In these days it is hardly surprising to see a small business shut down, whether it be a small customer base, unbeatable competition, or a crippling mortgage. It breaks my heart to see it, especially for business owners who work so hard.
Among these hard working business owners is Donovan Turner, a small town Batista who prides herself in guiding her customers to their perfect drink. It is unfortunate for her that her talent is not enough to keep her coffee shop open. It is more unfortunate that what she has in terms of coffee match-making, she lacks in social grace.
Throughout the film, I found it very difficult to sympathize with her character, because of her inability to properly communicate with others. She judges people’s actions and relationships without asking clarification. She guesses the entire plot of a script after reading a couple pages. Her financial trouble nearly causes her shop to close, and she bears the burden in complete silence. Most of all, she refuses to stand up to the people who wrong her, especially her manipulative sister.

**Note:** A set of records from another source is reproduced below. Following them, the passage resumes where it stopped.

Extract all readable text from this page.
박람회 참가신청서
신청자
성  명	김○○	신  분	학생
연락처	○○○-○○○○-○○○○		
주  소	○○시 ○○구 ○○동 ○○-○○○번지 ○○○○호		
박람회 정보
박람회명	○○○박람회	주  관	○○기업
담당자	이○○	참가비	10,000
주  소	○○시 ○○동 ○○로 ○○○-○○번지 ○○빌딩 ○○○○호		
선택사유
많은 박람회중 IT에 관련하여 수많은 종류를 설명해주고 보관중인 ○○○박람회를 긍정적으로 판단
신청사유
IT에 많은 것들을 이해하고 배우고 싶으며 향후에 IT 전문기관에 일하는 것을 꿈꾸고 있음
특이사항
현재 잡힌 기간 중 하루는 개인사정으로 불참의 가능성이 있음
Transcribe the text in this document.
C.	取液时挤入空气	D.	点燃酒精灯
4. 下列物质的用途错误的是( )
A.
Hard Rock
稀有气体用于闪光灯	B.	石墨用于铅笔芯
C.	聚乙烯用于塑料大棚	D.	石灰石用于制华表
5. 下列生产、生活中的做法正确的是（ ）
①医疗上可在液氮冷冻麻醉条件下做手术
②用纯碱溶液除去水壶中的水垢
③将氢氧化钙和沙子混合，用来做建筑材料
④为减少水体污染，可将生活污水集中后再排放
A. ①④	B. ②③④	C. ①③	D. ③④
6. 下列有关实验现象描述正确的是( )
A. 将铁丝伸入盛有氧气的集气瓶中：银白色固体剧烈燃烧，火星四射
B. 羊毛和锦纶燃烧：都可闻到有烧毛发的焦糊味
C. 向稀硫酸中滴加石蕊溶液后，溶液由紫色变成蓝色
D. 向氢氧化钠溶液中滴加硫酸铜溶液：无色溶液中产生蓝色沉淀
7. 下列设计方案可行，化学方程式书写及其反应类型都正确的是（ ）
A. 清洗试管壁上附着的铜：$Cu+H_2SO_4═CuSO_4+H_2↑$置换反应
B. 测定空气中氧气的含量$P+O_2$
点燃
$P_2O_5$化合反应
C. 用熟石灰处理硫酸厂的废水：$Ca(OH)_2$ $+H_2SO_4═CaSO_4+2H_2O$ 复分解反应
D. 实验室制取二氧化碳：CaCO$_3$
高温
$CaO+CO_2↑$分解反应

Such is the case when struggling playwright Ben Carson walks into her shop in search of inspiration. Instead, he finds himself the victim of a terrible misunderstanding. Instead of clarifying her suspicions about him, she acted on her assumptions. One would think she would learn the importance of communication after one misunderstanding, but she doesn’t. It nearly costs her a very meaningful relationship with Ben Carson.
If this film teaches anything, it is about how IMPERATIVE it is to effectively communicate with others. Often times, people do not understand how hurtful assumptions can be. I know first-hand how hurtful they are. They burn bridges and ruin people’s lives.
However, we must also learn to forgive those who assume about us as Christ was able to forgive those who put him on the cross. Coffee Shop is an effective illustration of these repercussions, but also how people can learn, recover, forgive, and move on.